Purpose of the Study:
- To propose DATTNet, a Dual Attention Network, for robust medical image segmentation.
- To address the limitations of CNNs and Transformers in modeling global dependencies and local details, respectively.
- To evaluate the performance and generalizability of DATTNet across diverse medical imaging datasets and segmentation tasks.
Main Methods:
- Developed DATTNet, an encoder-decoder deep learning model incorporating a Dual Attention module for spatial and channel-wise global dependency modeling.
- Introduced a Context Fusion Bridge to remix multi-scale feature maps and establish feature correlations.
- Conducted experiments on ACDC, Synapse, and Kvasir-SEG datasets for segmentation of cardiac, abdominal organs, and gastrointestinal polyps.
Main Results:
- DATTNet achieved superior performance compared to state-of-the-art methods.

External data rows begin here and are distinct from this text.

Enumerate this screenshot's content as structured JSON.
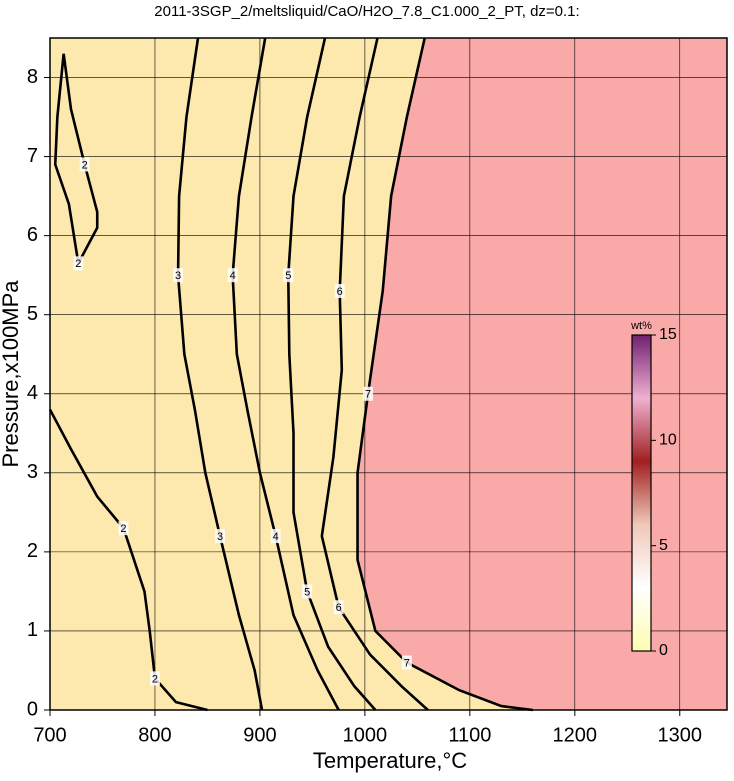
{
  "chart_data": {
    "type": "contour",
    "title": "2011-3SGP_2/meltsliquid/CaO/H2O_7.8_C1.000_2_PT, dz=0.1:",
    "x_label": "Temperature,°C",
    "y_label": "Pressure,x100MPa",
    "xlim": [
      700,
      1345
    ],
    "ylim": [
      0,
      8.5
    ],
    "xticks": [
      700,
      800,
      900,
      1000,
      1100,
      1200,
      1300
    ],
    "yticks": [
      0,
      1,
      2,
      3,
      4,
      5,
      6,
      7,
      8
    ],
    "grid": true,
    "background_color": "#fde8ae",
    "saturated_color": "#f9a9a8",
    "line_color": "#000000",
    "contours": [
      {
        "level": 2,
        "x": [
          700,
          720,
          745,
          770,
          790,
          795,
          800,
          820,
          850
        ],
        "y": [
          3.8,
          3.3,
          2.7,
          2.3,
          1.5,
          1.0,
          0.4,
          0.1,
          0
        ]
      },
      {
        "level": 2,
        "x": [
          707,
          713,
          720,
          733,
          745,
          745,
          727,
          718,
          705,
          707
        ],
        "y": [
          7.5,
          8.3,
          7.6,
          6.9,
          6.3,
          6.1,
          5.65,
          6.4,
          6.9,
          7.5
        ]
      },
      {
        "level": 3,
        "x": [
          841,
          830,
          823,
          822,
          828,
          838,
          848,
          862,
          880,
          895,
          902
        ],
        "y": [
          8.5,
          7.5,
          6.5,
          5.5,
          4.5,
          3.8,
          3.0,
          2.2,
          1.2,
          0.5,
          0
        ]
      },
      {
        "level": 4,
        "x": [
          905,
          892,
          880,
          874,
          878,
          888,
          900,
          915,
          932,
          955,
          975
        ],
        "y": [
          8.5,
          7.5,
          6.5,
          5.5,
          4.5,
          3.8,
          3.0,
          2.2,
          1.2,
          0.5,
          0
        ]
      },
      {
        "level": 5,
        "x": [
          962,
          945,
          932,
          927,
          928,
          932,
          932,
          945,
          965,
          990,
          1010
        ],
        "y": [
          8.5,
          7.5,
          6.5,
          5.5,
          4.5,
          3.5,
          2.5,
          1.5,
          0.8,
          0.3,
          0
        ]
      },
      {
        "level": 6,
        "x": [
          1012,
          995,
          980,
          976,
          978,
          970,
          959,
          975,
          1005,
          1035,
          1060
        ],
        "y": [
          8.5,
          7.5,
          6.5,
          5.3,
          4.3,
          3.2,
          2.2,
          1.3,
          0.7,
          0.3,
          0
        ]
      },
      {
        "level": 7,
        "x": [
          1057,
          1040,
          1025,
          1017,
          1003,
          993,
          993,
          1010,
          1040,
          1090,
          1130,
          1160
        ],
        "y": [
          8.5,
          7.5,
          6.5,
          5.3,
          4.0,
          3.0,
          1.9,
          1.0,
          0.6,
          0.25,
          0.05,
          0
        ]
      }
    ],
    "colorbar": {
      "label": "wt%",
      "lim": [
        0,
        15
      ],
      "ticks": [
        0,
        5,
        10,
        15
      ],
      "colors": [
        "#fffbb0",
        "#ffffff",
        "#f0c8b8",
        "#a02020",
        "#f0b0d0",
        "#702070"
      ]
    }
  }
}
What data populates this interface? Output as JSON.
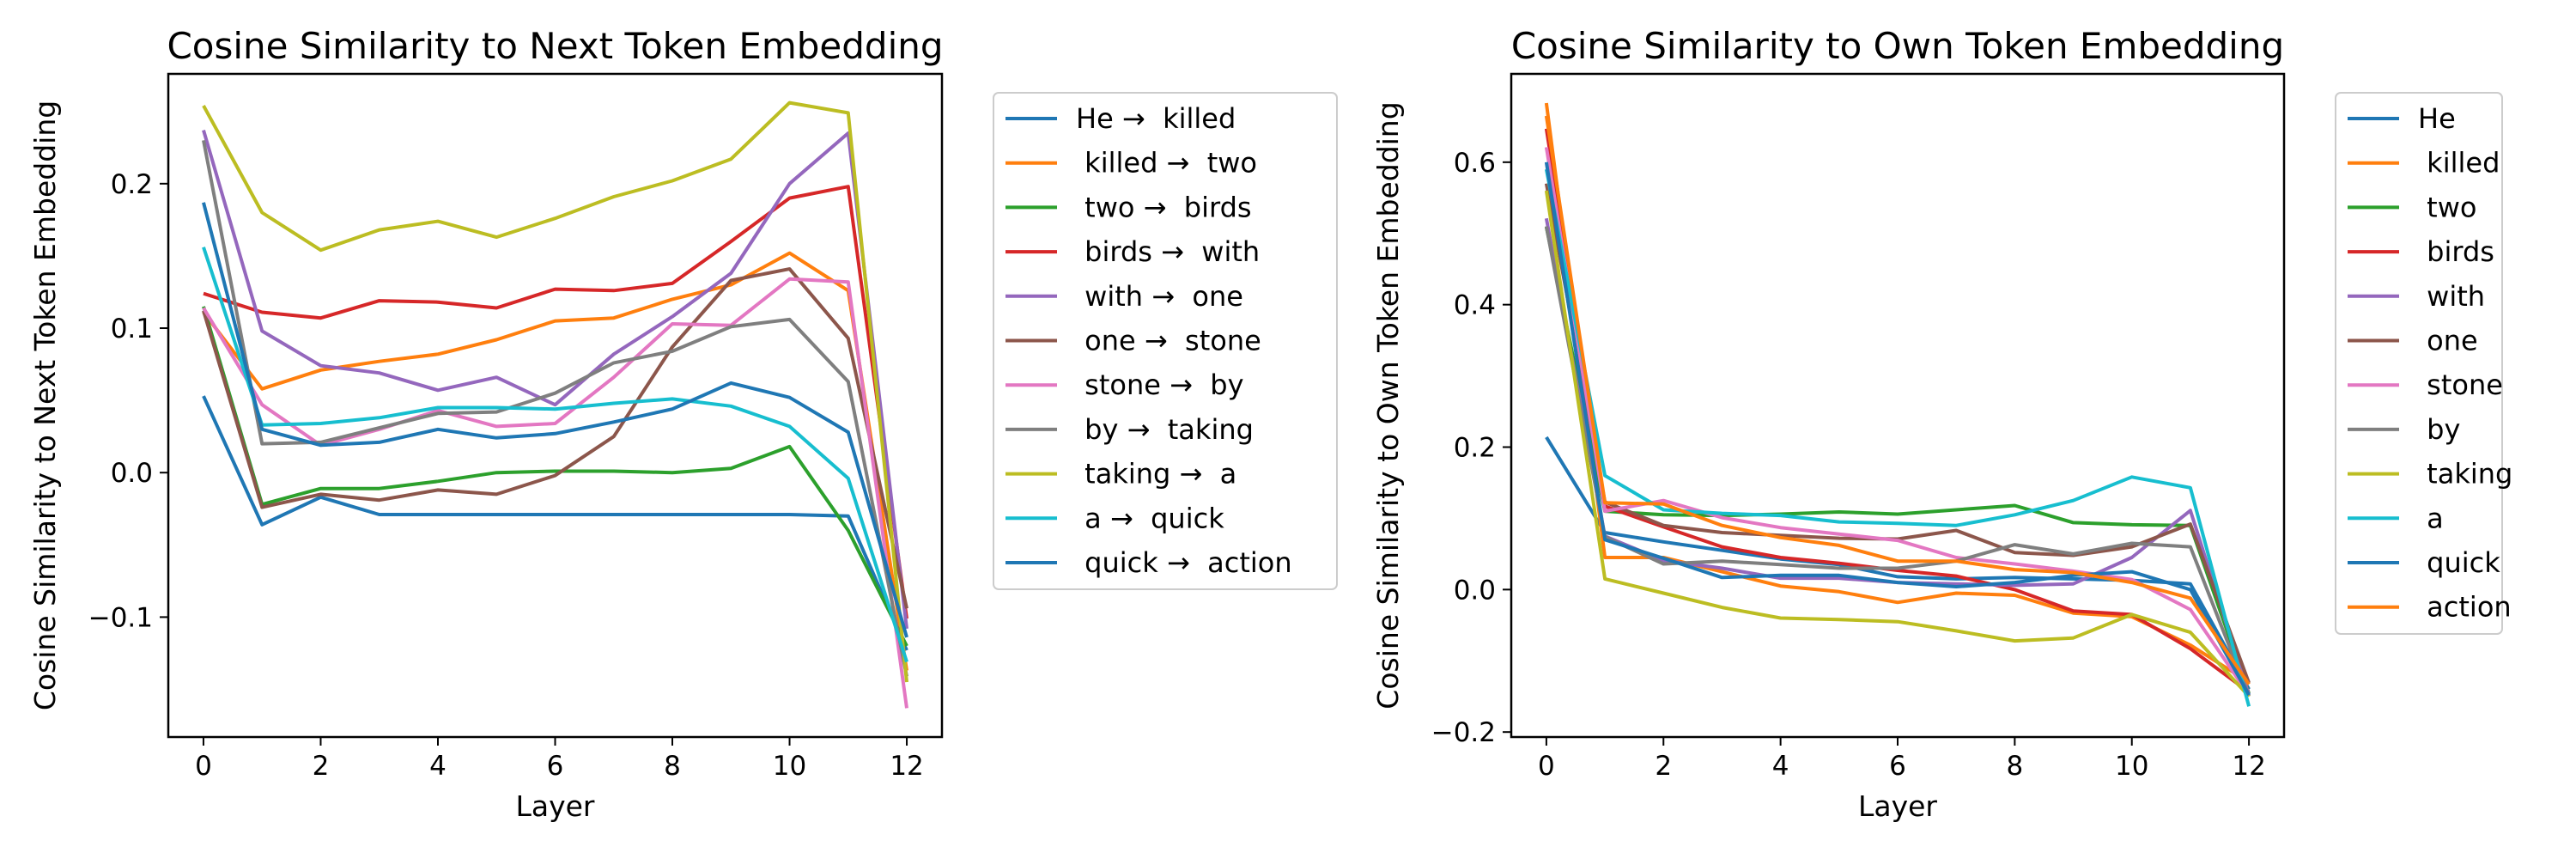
{
  "figure": {
    "background": "#ffffff"
  },
  "chart_data": [
    {
      "type": "line",
      "title": "Cosine Similarity to Next Token Embedding",
      "xlabel": "Layer",
      "ylabel": "Cosine Similarity to Next Token Embedding",
      "xlim": [
        -0.6,
        12.6
      ],
      "ylim": [
        -0.183,
        0.276
      ],
      "xticks": [
        0,
        2,
        4,
        6,
        8,
        10,
        12
      ],
      "yticks": [
        -0.1,
        0.0,
        0.1,
        0.2
      ],
      "ytick_labels": [
        "−0.1",
        "0.0",
        "0.1",
        "0.2"
      ],
      "grid": false,
      "legend_position": "outside-right",
      "x": [
        0,
        1,
        2,
        3,
        4,
        5,
        6,
        7,
        8,
        9,
        10,
        11,
        12
      ],
      "series": [
        {
          "name": "He →  killed",
          "color": "#1f77b4",
          "values": [
            0.053,
            -0.036,
            -0.017,
            -0.029,
            -0.029,
            -0.029,
            -0.029,
            -0.029,
            -0.029,
            -0.029,
            -0.029,
            -0.03,
            -0.123
          ]
        },
        {
          "name": " killed →  two",
          "color": "#ff7f0e",
          "values": [
            0.111,
            0.058,
            0.071,
            0.077,
            0.082,
            0.092,
            0.105,
            0.107,
            0.12,
            0.13,
            0.152,
            0.126,
            -0.137
          ]
        },
        {
          "name": " two →  birds",
          "color": "#2ca02c",
          "values": [
            0.115,
            -0.022,
            -0.011,
            -0.011,
            -0.006,
            0.0,
            0.001,
            0.001,
            0.0,
            0.003,
            0.018,
            -0.04,
            -0.12
          ]
        },
        {
          "name": " birds →  with",
          "color": "#d62728",
          "values": [
            0.124,
            0.111,
            0.107,
            0.119,
            0.118,
            0.114,
            0.127,
            0.126,
            0.131,
            0.16,
            0.19,
            0.198,
            -0.101
          ]
        },
        {
          "name": " with →  one",
          "color": "#9467bd",
          "values": [
            0.237,
            0.098,
            0.074,
            0.069,
            0.057,
            0.066,
            0.047,
            0.082,
            0.108,
            0.138,
            0.2,
            0.235,
            -0.108
          ]
        },
        {
          "name": " one →  stone",
          "color": "#8c564b",
          "values": [
            0.112,
            -0.024,
            -0.015,
            -0.019,
            -0.012,
            -0.015,
            -0.002,
            0.025,
            0.087,
            0.133,
            0.141,
            0.093,
            -0.094
          ]
        },
        {
          "name": " stone →  by",
          "color": "#e377c2",
          "values": [
            0.114,
            0.047,
            0.019,
            0.03,
            0.043,
            0.032,
            0.034,
            0.066,
            0.103,
            0.102,
            0.134,
            0.132,
            -0.163
          ]
        },
        {
          "name": " by →  taking",
          "color": "#7f7f7f",
          "values": [
            0.23,
            0.02,
            0.021,
            0.031,
            0.041,
            0.042,
            0.055,
            0.076,
            0.084,
            0.101,
            0.106,
            0.063,
            -0.141
          ]
        },
        {
          "name": " taking →  a",
          "color": "#bcbd22",
          "values": [
            0.254,
            0.18,
            0.154,
            0.168,
            0.174,
            0.163,
            0.176,
            0.191,
            0.202,
            0.217,
            0.256,
            0.249,
            -0.145
          ]
        },
        {
          "name": " a →  quick",
          "color": "#17becf",
          "values": [
            0.156,
            0.033,
            0.034,
            0.038,
            0.045,
            0.045,
            0.044,
            0.048,
            0.051,
            0.046,
            0.032,
            -0.004,
            -0.131
          ]
        },
        {
          "name": " quick →  action",
          "color": "#1f77b4",
          "values": [
            0.187,
            0.03,
            0.019,
            0.021,
            0.03,
            0.024,
            0.027,
            0.035,
            0.044,
            0.062,
            0.052,
            0.028,
            -0.114
          ]
        }
      ]
    },
    {
      "type": "line",
      "title": "Cosine Similarity to Own Token Embedding",
      "xlabel": "Layer",
      "ylabel": "Cosine Similarity to Own Token Embedding",
      "xlim": [
        -0.6,
        12.6
      ],
      "ylim": [
        -0.207,
        0.724
      ],
      "xticks": [
        0,
        2,
        4,
        6,
        8,
        10,
        12
      ],
      "yticks": [
        -0.2,
        0.0,
        0.2,
        0.4,
        0.6
      ],
      "ytick_labels": [
        "−0.2",
        "0.0",
        "0.2",
        "0.4",
        "0.6"
      ],
      "grid": false,
      "legend_position": "outside-right",
      "x": [
        0,
        1,
        2,
        3,
        4,
        5,
        6,
        7,
        8,
        9,
        10,
        11,
        12
      ],
      "series": [
        {
          "name": "He",
          "color": "#1f77b4",
          "values": [
            0.214,
            0.08,
            0.067,
            0.055,
            0.043,
            0.035,
            0.018,
            0.015,
            0.017,
            0.015,
            0.013,
            0.008,
            -0.14
          ]
        },
        {
          "name": " killed",
          "color": "#ff7f0e",
          "values": [
            0.683,
            0.045,
            0.045,
            0.025,
            0.005,
            -0.003,
            -0.018,
            -0.005,
            -0.008,
            -0.033,
            -0.038,
            -0.078,
            -0.13
          ]
        },
        {
          "name": " two",
          "color": "#2ca02c",
          "values": [
            0.509,
            0.11,
            0.105,
            0.104,
            0.106,
            0.109,
            0.106,
            0.112,
            0.118,
            0.094,
            0.091,
            0.09,
            -0.146
          ]
        },
        {
          "name": " birds",
          "color": "#d62728",
          "values": [
            0.647,
            0.117,
            0.088,
            0.06,
            0.045,
            0.037,
            0.027,
            0.019,
            0.0,
            -0.03,
            -0.035,
            -0.083,
            -0.144
          ]
        },
        {
          "name": " with",
          "color": "#9467bd",
          "values": [
            0.521,
            0.075,
            0.041,
            0.03,
            0.016,
            0.016,
            0.01,
            0.008,
            0.006,
            0.008,
            0.045,
            0.111,
            -0.148
          ]
        },
        {
          "name": " one",
          "color": "#8c564b",
          "values": [
            0.57,
            0.123,
            0.09,
            0.08,
            0.076,
            0.072,
            0.071,
            0.083,
            0.052,
            0.048,
            0.06,
            0.092,
            -0.131
          ]
        },
        {
          "name": " stone",
          "color": "#e377c2",
          "values": [
            0.621,
            0.11,
            0.125,
            0.101,
            0.087,
            0.078,
            0.069,
            0.045,
            0.036,
            0.026,
            0.014,
            -0.028,
            -0.148
          ]
        },
        {
          "name": " by",
          "color": "#7f7f7f",
          "values": [
            0.51,
            0.074,
            0.036,
            0.04,
            0.035,
            0.03,
            0.03,
            0.04,
            0.063,
            0.05,
            0.065,
            0.06,
            -0.15
          ]
        },
        {
          "name": " taking",
          "color": "#bcbd22",
          "values": [
            0.56,
            0.015,
            -0.005,
            -0.025,
            -0.04,
            -0.042,
            -0.045,
            -0.058,
            -0.072,
            -0.068,
            -0.035,
            -0.06,
            -0.15
          ]
        },
        {
          "name": " a",
          "color": "#17becf",
          "values": [
            0.59,
            0.16,
            0.112,
            0.107,
            0.104,
            0.095,
            0.093,
            0.09,
            0.105,
            0.125,
            0.158,
            0.143,
            -0.164
          ]
        },
        {
          "name": " quick",
          "color": "#1f77b4",
          "values": [
            0.6,
            0.07,
            0.044,
            0.017,
            0.02,
            0.02,
            0.01,
            0.004,
            0.01,
            0.02,
            0.025,
            0.0,
            -0.148
          ]
        },
        {
          "name": " action",
          "color": "#ff7f0e",
          "values": [
            0.665,
            0.122,
            0.12,
            0.09,
            0.073,
            0.062,
            0.04,
            0.04,
            0.028,
            0.024,
            0.01,
            -0.012,
            -0.133
          ]
        }
      ]
    }
  ]
}
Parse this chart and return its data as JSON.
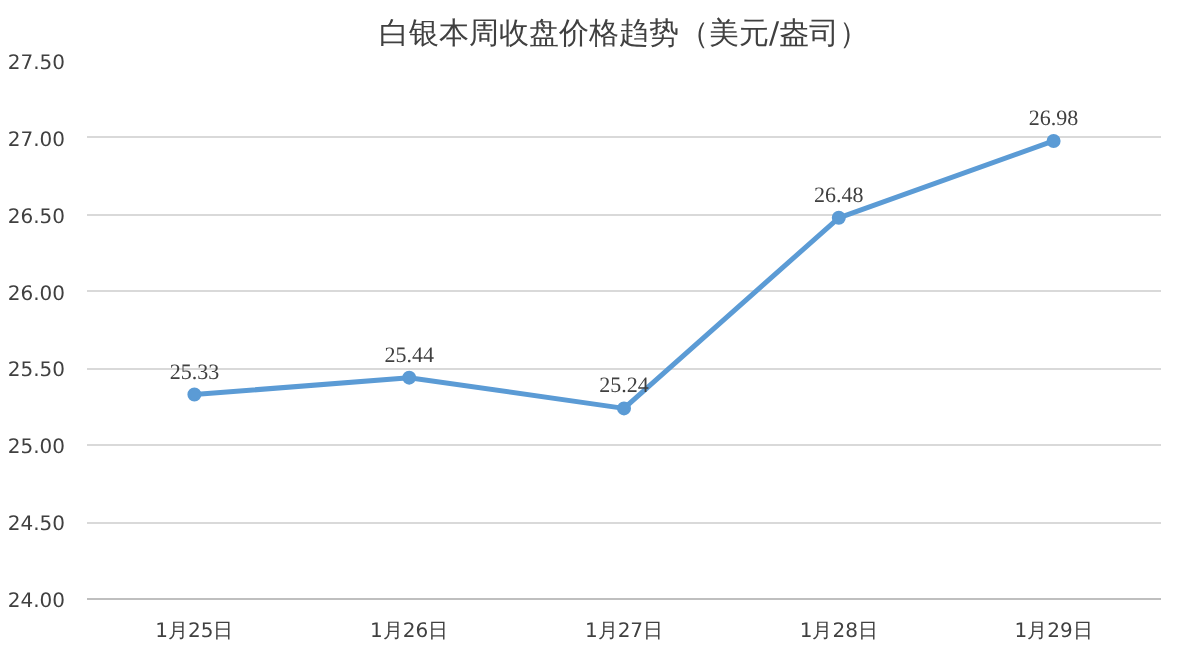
{
  "chart_data": {
    "type": "line",
    "title": "白银本周收盘价格趋势（美元/盎司）",
    "categories": [
      "1月25日",
      "1月26日",
      "1月27日",
      "1月28日",
      "1月29日"
    ],
    "values": [
      25.33,
      25.44,
      25.24,
      26.48,
      26.98
    ],
    "color": "#5b9bd5",
    "ylim": [
      24,
      27.5
    ],
    "yticks": [
      {
        "value": 24,
        "label": "24.00"
      },
      {
        "value": 24.5,
        "label": "24.50"
      },
      {
        "value": 25,
        "label": "25.00"
      },
      {
        "value": 25.5,
        "label": "25.50"
      },
      {
        "value": 26,
        "label": "26.00"
      },
      {
        "value": 26.5,
        "label": "26.50"
      },
      {
        "value": 27,
        "label": "27.00"
      },
      {
        "value": 27.5,
        "label": "27.50"
      }
    ],
    "grid": "y",
    "marker": "circle",
    "line_style": "solid",
    "data_labels": true
  }
}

- Achieved high mean Dice Similarity Coefficient scores: 92.2% (cardiac), 84.5% (abdominal organs), and 89.1% (gastrointestinal polyps).
- Demonstrated favorable capability across different modalities (MRI, CT, endoscopy) and tasks, indicating strong generalizability.
Conclusions:
- DATTNet effectively models global dependencies and local details, leading to enhanced medical image segmentation.
- The model's robustness and generalizability suggest its potential for practical clinical applications.
- The proposed Dual Attention module and Context Fusion Bridge offer significant advancements in deep learning for medical imaging.